In the project “Validation of the Methodology of the Identification and Characterisation of Risks on Pathways in the Canary Islands”, carried out by the government of the Canary Islands, iCarto participated as technical support specialised in geographic information technologies, designing an ETL (Extract, Transform and Load) system that enables data gathered on the ground to be validated and added to a geographic database. Later, a series of calculations on raster and vector data are implemented via PostGIS functions, allowing us to obtain indicators and categorise the pathways.
Problems posed by the project
In the framework of the European project CAMINMAC, the town council of Tenerife carried out a task in May 2015 the purpose of which was the “Identification of Risks, Assessment and List of Preventive and Corrective Measures on the Pathways on the Island of Tenerife”. In 2016, the government of the Canary Islands commissioned the project “Validation of the Methodology of the Identification and Characterisation of Risks on Pathways in the Canary Islands”. The scope of the project included “the development of a spatial database”, which was implemented by Mariano Sanz Gil and iCarto.
The work was based on the data gathered on the ground, while tools and technology continued to advance, thus making them liable to vary in terms of characterisation.

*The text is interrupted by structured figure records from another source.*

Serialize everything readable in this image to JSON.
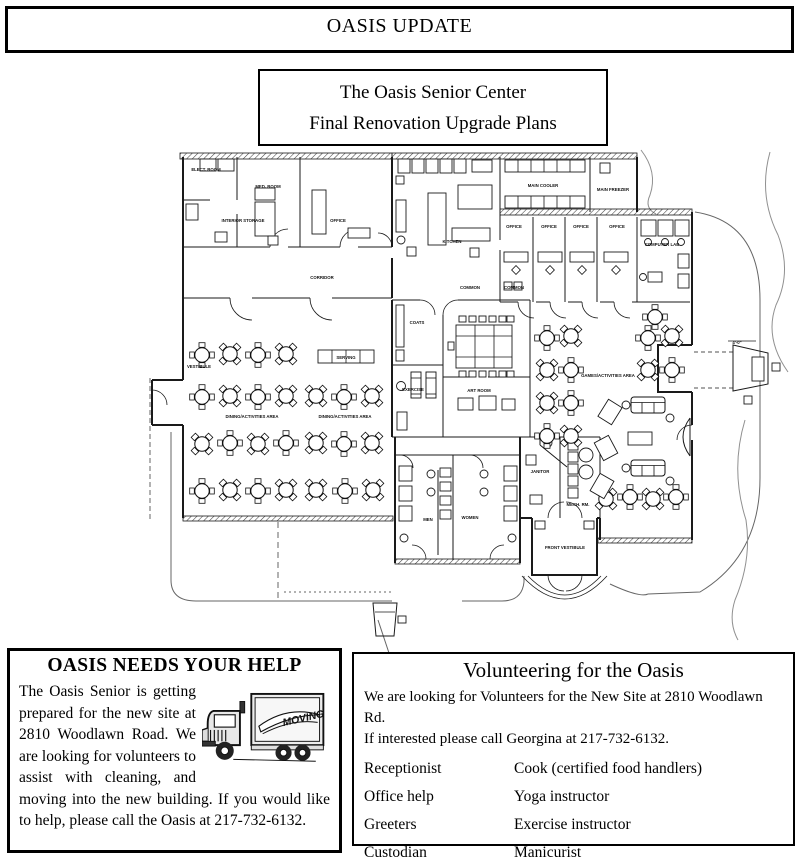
{
  "masthead": {
    "title": "OASIS UPDATE"
  },
  "plan_title": {
    "line1": "The Oasis Senior Center",
    "line2": "Final Renovation Upgrade Plans"
  },
  "help_box": {
    "title": "OASIS NEEDS YOUR HELP",
    "body": "The Oasis Senior is getting prepared for the new site at 2810 Woodlawn Road.  We are looking for volunteers to assist with cleaning, and moving into the new building.  If you would like to help, please call the Oasis at 217-732-6132.",
    "truck_label": "MOVING"
  },
  "volunteer_box": {
    "title": "Volunteering for the Oasis",
    "intro": "We are looking for Volunteers for the New Site at 2810 Woodlawn Rd.\nIf interested please call Georgina at 217-732-6132.",
    "roles_left": [
      "Receptionist",
      "Office help",
      "Greeters",
      "Custodian",
      "Lawn care"
    ],
    "roles_right": [
      "Cook (certified food handlers)",
      "Yoga instructor",
      "Exercise instructor",
      "Manicurist",
      "Window washer"
    ]
  },
  "floor_plan": {
    "labels": [
      {
        "t": "ELECT. ROOM",
        "x": 206,
        "y": 171
      },
      {
        "t": "MED. ROOM",
        "x": 268,
        "y": 188
      },
      {
        "t": "INTERIOR STORAGE",
        "x": 243,
        "y": 222
      },
      {
        "t": "OFFICE",
        "x": 338,
        "y": 222
      },
      {
        "t": "MAIN COOLER",
        "x": 543,
        "y": 187
      },
      {
        "t": "MAIN FREEZER",
        "x": 613,
        "y": 191
      },
      {
        "t": "KITCHEN",
        "x": 452,
        "y": 243
      },
      {
        "t": "CORRIDOR",
        "x": 322,
        "y": 279
      },
      {
        "t": "VESTIBULE",
        "x": 199,
        "y": 368
      },
      {
        "t": "OFFICE",
        "x": 514,
        "y": 228
      },
      {
        "t": "OFFICE",
        "x": 549,
        "y": 228
      },
      {
        "t": "OFFICE",
        "x": 581,
        "y": 228
      },
      {
        "t": "OFFICE",
        "x": 617,
        "y": 228
      },
      {
        "t": "COMPUTER LAB",
        "x": 662,
        "y": 246
      },
      {
        "t": "COMMON",
        "x": 470,
        "y": 289
      },
      {
        "t": "COMMON",
        "x": 514,
        "y": 289
      },
      {
        "t": "COATS",
        "x": 417,
        "y": 324
      },
      {
        "t": "SERVING",
        "x": 346,
        "y": 359
      },
      {
        "t": "DINING/ACTIVITIES AREA",
        "x": 252,
        "y": 418
      },
      {
        "t": "DINING/ACTIVITIES AREA",
        "x": 345,
        "y": 418
      },
      {
        "t": "GAMES/ACTIVITIES AREA",
        "x": 608,
        "y": 377
      },
      {
        "t": "EXERCISE",
        "x": 413,
        "y": 391
      },
      {
        "t": "ART ROOM",
        "x": 479,
        "y": 392
      },
      {
        "t": "MEN",
        "x": 428,
        "y": 521
      },
      {
        "t": "WOMEN",
        "x": 470,
        "y": 519
      },
      {
        "t": "JANITOR",
        "x": 540,
        "y": 473
      },
      {
        "t": "MECH. RM.",
        "x": 578,
        "y": 506
      },
      {
        "t": "FRONT VESTIBULE",
        "x": 565,
        "y": 549
      },
      {
        "t": "4'-0\"",
        "x": 737,
        "y": 344
      }
    ]
  }
}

We also needed a methodology to characterise different kinds of risks (physical exhaustion, falls, car accidents, etc.) in specific locations or sections of a pathway. A text-based description to generate a risk rating for each incidence based on field observations and other information (height, distance to inhabited areas, etc.), and a way of categorising the pathways by risk and other criteria.
And how we solved them
The project not only consisted in ‘creating’ a database, but also in validating, implementing and evolving the proposed initial methodology with computer-based algorithms. In this context, the data itself and its form would increase over time.
A custom ETL pipeline/system was designed using Python and SQL, which made it possible to pre-validate/validate the field data, enter them into the database along with the rest of the necessary information, run the algorithms and automatically generate an analysis. This system enables all or part of the process to be run with barely any human intervention, and can therefore adapt to changing data and methodology.
The calculations of the indicators and the categorisation itself, which includes operations on raster and vector information, are implemented using functions on the PostgreSQL/PostGIS database as per the client’s request, and also in order to be able to separate the generation and exploitation of the information from the algorithms themselves. Some of the calculation techniques were inspired by dynamic segmentation and linear referencing (since these were unsuitable for direct use in this case) and an architecture that makes it easy to add or remove new types of risks, specific observations or to modify the methodology parameters.